A passagem de NP110s é quantificada medindo a fluorescência de amostras coletadas tanto do lado do sangue quanto do cérebro, e esses valores são comparados com as nanopartículas determinadas que são 350 nanômetros. Como pode ser visto, apenas np110s são capazes de atravessar as mímicas BBTB, enquanto NP350 permaneceu no lado do sangue, resultando em valores de permeabilidade mais baixos para essas nanopartículas. Manuseie a inserção com cuidado e espalhe cautelosamente a suspensão celular de astrócito no lado cerebral da pastilha sem contato direto com a membrana.

Qualquer dano da membrana resultará em vazamento.
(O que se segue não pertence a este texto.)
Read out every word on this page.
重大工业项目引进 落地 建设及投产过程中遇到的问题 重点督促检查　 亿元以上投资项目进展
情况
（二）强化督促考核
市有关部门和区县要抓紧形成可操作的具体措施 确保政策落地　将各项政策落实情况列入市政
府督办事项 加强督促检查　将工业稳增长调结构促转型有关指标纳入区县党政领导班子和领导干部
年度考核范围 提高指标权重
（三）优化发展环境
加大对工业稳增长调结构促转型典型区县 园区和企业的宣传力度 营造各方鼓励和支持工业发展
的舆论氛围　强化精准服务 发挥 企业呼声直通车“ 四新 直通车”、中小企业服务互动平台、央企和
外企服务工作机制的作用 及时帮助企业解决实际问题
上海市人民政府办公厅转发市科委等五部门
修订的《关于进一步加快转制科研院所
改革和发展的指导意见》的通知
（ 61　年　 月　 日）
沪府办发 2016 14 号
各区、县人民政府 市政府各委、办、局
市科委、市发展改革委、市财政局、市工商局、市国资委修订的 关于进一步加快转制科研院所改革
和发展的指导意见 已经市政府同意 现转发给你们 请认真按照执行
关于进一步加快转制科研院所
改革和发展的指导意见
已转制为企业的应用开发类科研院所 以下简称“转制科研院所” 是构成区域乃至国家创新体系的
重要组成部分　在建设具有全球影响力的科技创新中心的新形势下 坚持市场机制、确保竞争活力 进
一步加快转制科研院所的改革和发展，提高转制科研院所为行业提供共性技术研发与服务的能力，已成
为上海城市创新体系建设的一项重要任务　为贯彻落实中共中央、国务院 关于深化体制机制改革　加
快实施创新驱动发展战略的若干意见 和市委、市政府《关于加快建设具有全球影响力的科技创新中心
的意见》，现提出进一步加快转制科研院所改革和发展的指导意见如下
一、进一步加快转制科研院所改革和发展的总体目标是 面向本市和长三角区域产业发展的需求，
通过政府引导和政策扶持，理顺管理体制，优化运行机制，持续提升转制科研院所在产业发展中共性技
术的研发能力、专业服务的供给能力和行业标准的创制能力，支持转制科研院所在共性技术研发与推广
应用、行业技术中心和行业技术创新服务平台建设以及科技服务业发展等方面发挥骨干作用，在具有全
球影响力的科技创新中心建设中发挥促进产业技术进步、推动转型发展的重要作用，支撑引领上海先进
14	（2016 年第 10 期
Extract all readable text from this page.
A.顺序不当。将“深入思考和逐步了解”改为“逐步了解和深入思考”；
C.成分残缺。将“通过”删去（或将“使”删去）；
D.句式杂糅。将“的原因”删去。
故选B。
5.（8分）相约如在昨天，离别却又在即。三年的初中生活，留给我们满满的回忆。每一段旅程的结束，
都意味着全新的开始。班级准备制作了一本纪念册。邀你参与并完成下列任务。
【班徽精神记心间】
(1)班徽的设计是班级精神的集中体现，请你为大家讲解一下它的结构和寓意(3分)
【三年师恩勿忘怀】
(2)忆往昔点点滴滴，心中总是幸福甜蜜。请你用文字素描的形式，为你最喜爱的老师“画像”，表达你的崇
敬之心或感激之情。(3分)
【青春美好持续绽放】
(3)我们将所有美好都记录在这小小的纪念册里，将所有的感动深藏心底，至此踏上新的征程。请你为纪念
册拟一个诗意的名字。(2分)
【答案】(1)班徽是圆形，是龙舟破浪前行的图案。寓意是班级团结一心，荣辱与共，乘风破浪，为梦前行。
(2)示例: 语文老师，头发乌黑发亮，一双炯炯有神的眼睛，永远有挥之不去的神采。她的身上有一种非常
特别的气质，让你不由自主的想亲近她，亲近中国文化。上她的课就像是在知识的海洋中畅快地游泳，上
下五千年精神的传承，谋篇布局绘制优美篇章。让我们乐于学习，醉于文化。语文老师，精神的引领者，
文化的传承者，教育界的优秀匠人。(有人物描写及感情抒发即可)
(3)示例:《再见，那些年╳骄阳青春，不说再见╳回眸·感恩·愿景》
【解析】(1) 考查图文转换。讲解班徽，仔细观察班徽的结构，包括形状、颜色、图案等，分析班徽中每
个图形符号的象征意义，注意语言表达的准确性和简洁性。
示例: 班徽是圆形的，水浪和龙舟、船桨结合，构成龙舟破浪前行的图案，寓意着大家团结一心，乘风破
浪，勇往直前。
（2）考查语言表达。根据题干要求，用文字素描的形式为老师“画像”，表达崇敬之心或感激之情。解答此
Este método pode ser adaptado para responder à questão da entrega cerebral de cargas administradas periféricas. Usando diferentes pastilhas com poros de membrana maiores, também é possível estudar extravasão celular.

Esta técnica pode ser modificada usando diferentes tipos de células para imitar outras barreiras celulares. Também abre caminho para uma pesquisa mais responsável e ética, visando reduzir o número de animais de laboratório usados para validação de medicamentos anticâncicos. Lembre-se que o paraformaldeído é um químico muito tóxico e deve ser tratado de acordo.

Além disso, tenha cuidado ao usar um bisturi afiado para extrair as membranas das pastilhas.